April 16, 2025

Decoding the causal association between immune cells and three chronic respiratory diseases: Insights from a bi-directional Mendelian randomization study

Xie, A., He, Z., Song, C. et al. BMC Pulm Med 25, 183 (2025). https://doi.org/10.1186/s12890-025-03641-w

Abstract

Background

Numerous studies have indicated the correlations of immune traits and chronic respiratory diseases (CRDs). Whereas, causality is still implicative. Hence, our study was designed to investigate the causal relations utilizing bidirectional Mendelian randomization (MR) and to identify the immune traits of potential significance.

Methods

Using GWAS datasets, we performed Mendelian randomization (MR) analyses to examine 731 immune traits associated with three CRDs: asthma, bronchiectasis and chronic obstructive pulmonary disease (COPD).
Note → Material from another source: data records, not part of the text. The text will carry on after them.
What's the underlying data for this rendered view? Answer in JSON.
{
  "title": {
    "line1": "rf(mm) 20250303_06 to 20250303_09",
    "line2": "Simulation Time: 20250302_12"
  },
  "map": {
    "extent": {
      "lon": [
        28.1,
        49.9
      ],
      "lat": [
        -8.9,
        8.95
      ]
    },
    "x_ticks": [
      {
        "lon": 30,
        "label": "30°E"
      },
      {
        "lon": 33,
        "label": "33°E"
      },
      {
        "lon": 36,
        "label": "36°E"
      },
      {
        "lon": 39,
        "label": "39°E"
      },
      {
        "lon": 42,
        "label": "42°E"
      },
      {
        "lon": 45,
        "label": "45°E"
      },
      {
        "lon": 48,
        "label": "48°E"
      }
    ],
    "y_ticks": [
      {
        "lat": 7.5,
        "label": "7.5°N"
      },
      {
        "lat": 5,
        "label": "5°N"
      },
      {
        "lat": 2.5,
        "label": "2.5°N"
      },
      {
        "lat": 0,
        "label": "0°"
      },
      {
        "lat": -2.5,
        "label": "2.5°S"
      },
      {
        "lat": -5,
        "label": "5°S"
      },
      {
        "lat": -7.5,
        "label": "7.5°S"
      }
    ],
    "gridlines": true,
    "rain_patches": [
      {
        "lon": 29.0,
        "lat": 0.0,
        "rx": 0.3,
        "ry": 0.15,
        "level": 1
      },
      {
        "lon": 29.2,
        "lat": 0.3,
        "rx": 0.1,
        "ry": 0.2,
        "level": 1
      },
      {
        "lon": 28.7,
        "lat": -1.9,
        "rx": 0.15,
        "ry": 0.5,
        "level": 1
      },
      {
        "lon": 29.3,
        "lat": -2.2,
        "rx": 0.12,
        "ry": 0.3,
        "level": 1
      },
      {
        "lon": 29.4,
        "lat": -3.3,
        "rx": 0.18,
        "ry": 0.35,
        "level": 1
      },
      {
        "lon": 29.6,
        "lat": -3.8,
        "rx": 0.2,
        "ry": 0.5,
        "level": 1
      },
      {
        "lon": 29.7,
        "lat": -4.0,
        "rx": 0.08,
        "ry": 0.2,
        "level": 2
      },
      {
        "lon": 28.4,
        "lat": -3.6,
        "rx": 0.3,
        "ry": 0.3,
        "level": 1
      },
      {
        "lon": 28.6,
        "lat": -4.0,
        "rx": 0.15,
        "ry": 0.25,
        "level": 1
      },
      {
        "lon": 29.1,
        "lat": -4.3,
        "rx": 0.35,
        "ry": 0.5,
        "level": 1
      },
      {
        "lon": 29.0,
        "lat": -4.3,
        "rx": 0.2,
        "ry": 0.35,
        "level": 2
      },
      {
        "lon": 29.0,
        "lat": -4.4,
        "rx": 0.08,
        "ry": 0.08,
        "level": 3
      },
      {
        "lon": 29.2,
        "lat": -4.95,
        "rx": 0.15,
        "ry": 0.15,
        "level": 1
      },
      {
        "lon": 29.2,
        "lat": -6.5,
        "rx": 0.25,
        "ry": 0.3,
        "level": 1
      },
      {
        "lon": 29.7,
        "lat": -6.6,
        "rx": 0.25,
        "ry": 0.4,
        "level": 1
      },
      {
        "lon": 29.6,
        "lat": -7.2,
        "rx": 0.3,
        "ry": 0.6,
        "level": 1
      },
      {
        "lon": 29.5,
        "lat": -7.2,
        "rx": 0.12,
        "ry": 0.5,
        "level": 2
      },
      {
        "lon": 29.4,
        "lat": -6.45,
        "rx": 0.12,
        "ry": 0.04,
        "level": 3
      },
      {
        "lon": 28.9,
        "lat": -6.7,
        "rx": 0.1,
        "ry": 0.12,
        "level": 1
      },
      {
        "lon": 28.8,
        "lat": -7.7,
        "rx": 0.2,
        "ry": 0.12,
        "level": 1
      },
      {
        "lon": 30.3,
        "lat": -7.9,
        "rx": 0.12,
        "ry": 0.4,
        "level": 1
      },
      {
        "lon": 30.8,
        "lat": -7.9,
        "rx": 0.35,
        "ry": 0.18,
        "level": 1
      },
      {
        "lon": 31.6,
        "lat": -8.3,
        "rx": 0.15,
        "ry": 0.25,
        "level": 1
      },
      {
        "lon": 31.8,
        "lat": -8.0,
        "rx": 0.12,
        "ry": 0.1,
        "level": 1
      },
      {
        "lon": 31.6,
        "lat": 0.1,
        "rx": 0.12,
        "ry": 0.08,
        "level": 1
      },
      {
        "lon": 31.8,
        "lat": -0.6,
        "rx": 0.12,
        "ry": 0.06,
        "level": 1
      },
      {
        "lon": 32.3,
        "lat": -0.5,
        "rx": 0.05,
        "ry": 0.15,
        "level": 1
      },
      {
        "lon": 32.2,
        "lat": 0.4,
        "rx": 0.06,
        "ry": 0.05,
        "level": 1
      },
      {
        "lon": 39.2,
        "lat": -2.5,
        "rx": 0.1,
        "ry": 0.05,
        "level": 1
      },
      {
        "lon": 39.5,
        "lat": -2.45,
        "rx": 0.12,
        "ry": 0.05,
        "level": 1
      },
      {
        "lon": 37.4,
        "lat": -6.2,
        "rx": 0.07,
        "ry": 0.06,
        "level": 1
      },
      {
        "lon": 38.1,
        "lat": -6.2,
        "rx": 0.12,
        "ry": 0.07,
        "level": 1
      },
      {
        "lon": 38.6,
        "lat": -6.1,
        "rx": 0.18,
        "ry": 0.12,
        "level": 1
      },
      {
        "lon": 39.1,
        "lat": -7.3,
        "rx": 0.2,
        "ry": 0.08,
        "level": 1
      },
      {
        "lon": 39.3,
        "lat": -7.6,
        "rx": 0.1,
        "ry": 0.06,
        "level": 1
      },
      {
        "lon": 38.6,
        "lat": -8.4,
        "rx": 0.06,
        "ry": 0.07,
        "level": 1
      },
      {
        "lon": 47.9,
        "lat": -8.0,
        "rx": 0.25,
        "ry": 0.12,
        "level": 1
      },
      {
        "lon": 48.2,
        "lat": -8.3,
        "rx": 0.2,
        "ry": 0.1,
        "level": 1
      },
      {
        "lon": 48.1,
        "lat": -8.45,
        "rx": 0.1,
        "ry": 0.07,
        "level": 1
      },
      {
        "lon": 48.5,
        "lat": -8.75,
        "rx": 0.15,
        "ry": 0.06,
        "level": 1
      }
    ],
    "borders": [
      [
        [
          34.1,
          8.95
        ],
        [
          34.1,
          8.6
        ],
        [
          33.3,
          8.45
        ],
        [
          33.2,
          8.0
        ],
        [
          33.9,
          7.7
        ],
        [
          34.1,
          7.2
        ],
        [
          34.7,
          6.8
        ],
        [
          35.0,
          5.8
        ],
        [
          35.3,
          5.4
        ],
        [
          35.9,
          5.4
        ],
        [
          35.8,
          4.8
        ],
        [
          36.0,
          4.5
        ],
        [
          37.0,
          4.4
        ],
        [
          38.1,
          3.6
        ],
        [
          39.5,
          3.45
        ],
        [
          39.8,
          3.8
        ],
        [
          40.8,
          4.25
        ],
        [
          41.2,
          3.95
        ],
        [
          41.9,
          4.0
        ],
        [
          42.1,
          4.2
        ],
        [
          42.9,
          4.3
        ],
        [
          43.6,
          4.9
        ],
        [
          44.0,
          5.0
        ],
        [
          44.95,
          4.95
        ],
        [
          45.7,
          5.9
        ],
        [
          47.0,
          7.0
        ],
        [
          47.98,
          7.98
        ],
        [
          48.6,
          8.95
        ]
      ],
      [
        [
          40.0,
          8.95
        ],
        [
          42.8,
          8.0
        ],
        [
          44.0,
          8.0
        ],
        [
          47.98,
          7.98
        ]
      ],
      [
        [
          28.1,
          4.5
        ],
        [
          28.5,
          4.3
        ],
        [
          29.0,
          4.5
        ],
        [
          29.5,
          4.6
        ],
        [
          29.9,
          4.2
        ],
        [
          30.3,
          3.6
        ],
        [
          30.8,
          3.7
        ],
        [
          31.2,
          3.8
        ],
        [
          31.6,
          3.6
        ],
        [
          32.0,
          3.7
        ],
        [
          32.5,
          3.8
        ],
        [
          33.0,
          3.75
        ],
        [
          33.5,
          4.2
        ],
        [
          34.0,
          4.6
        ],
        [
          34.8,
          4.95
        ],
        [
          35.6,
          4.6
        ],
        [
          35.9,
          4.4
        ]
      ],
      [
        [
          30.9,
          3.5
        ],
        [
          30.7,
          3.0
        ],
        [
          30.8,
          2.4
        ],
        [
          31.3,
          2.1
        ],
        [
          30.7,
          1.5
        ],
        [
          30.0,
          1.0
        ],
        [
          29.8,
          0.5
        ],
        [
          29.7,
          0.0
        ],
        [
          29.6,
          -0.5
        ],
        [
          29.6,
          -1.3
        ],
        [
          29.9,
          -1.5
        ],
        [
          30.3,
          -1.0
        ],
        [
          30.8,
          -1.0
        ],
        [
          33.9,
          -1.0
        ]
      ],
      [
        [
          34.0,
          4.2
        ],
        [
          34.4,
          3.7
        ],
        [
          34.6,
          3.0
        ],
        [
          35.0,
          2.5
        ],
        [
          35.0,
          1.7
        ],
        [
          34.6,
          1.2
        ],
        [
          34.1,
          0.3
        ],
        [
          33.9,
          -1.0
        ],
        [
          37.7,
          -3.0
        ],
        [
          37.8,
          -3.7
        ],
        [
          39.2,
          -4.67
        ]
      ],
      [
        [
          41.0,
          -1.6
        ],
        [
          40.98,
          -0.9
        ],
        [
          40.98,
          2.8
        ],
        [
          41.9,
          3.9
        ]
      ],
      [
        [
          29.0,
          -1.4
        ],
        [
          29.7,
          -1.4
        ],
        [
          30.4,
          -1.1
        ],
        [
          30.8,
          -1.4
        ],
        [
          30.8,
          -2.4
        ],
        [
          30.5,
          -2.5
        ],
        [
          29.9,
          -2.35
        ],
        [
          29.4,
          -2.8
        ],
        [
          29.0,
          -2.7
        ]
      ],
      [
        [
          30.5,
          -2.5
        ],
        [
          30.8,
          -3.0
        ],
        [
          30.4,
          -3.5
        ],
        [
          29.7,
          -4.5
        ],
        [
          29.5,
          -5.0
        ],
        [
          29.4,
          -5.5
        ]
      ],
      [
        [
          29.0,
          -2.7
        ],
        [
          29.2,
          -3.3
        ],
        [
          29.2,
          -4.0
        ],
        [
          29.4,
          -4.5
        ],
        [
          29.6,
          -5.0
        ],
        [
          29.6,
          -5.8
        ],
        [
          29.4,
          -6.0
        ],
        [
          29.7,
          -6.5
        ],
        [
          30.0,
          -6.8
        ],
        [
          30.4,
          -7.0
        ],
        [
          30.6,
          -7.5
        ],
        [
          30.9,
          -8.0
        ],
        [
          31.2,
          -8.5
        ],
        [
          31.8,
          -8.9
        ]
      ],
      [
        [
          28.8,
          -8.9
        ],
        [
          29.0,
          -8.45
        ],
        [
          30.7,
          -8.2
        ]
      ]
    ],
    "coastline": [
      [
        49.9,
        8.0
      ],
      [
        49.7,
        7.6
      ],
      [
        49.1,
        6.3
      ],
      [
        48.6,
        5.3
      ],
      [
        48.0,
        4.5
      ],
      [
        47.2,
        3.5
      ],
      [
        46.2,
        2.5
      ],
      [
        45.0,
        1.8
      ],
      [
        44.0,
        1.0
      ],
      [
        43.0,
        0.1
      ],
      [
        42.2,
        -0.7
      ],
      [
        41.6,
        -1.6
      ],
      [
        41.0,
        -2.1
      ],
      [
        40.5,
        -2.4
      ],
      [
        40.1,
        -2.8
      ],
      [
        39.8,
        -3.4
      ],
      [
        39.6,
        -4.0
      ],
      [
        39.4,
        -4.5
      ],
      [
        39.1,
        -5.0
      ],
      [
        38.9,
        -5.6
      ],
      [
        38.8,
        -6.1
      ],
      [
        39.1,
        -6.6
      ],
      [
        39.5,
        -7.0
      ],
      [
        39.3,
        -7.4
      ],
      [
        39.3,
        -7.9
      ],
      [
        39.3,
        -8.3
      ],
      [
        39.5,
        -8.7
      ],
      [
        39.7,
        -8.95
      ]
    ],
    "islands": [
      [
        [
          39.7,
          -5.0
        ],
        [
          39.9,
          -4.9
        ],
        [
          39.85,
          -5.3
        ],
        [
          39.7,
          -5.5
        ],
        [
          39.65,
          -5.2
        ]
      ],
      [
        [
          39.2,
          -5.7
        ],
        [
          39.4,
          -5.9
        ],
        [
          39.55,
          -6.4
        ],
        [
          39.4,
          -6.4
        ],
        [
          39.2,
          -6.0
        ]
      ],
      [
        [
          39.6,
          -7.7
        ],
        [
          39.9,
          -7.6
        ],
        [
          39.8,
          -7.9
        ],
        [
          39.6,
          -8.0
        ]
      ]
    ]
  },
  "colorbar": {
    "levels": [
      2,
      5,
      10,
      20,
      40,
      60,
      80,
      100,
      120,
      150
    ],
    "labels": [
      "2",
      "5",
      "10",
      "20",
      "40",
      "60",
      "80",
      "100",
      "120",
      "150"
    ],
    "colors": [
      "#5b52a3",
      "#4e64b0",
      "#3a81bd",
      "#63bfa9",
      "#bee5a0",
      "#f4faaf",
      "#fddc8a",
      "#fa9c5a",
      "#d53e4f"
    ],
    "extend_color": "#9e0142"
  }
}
Six widely applied MR approaches, along with Bayesian weighted Mendelian randomization analysis, were utilized to assess causality. Through extensive sensitivity assessments, heterogeneity and pleiotropy have been examined. For integrity, leave-one-out analysis was implemented as the final step.

Results

Graphical Abstract
Our study reveals 13 immune traits that may have a genetic basis for predicting the occurrence of CRDs, which include two risk traits (CD62L myeloid dendritic cell (DC) absolute count (AC), CD8 on CD28+ CD45RA CD8+ T cell) and four protective traits (CD39+ CD8+ %T cell, CD4 on CD39+ activated CD4 regulatory T (Treg) cell, herpes virus entry mediator (HVEM) on Central Memory (CM) CD8+ T cell, CD16 on CD14+ CD16+ monocyte) in COPD, three protective traits (IgD CD27 %B cell, CD3 on CM CD8+ T cell, CD16 on CD14+ CD16+ monocyte) and one risk trait (CD62L %DC) in bronchiectasis. Additionally, two risk traits (CD14 CD16 AC monocyte, CD19 on IgD+ CD38+ B cell) and one protective trait (HVEM on CD45RA CD4+ T cell) were identified in asthma. Sensitivity analyses showed no indications of pleiotropy or signs of heterogeneity. The inverse MR assessment results gave no evidence of reverse causations, ultimately validating the soundness of the findings.

Conclusions

Our investigation identifies latent correlations of immune traits and three major CRDs, offering novel perspectives on the preventive and therapeutical strategies for CRDs.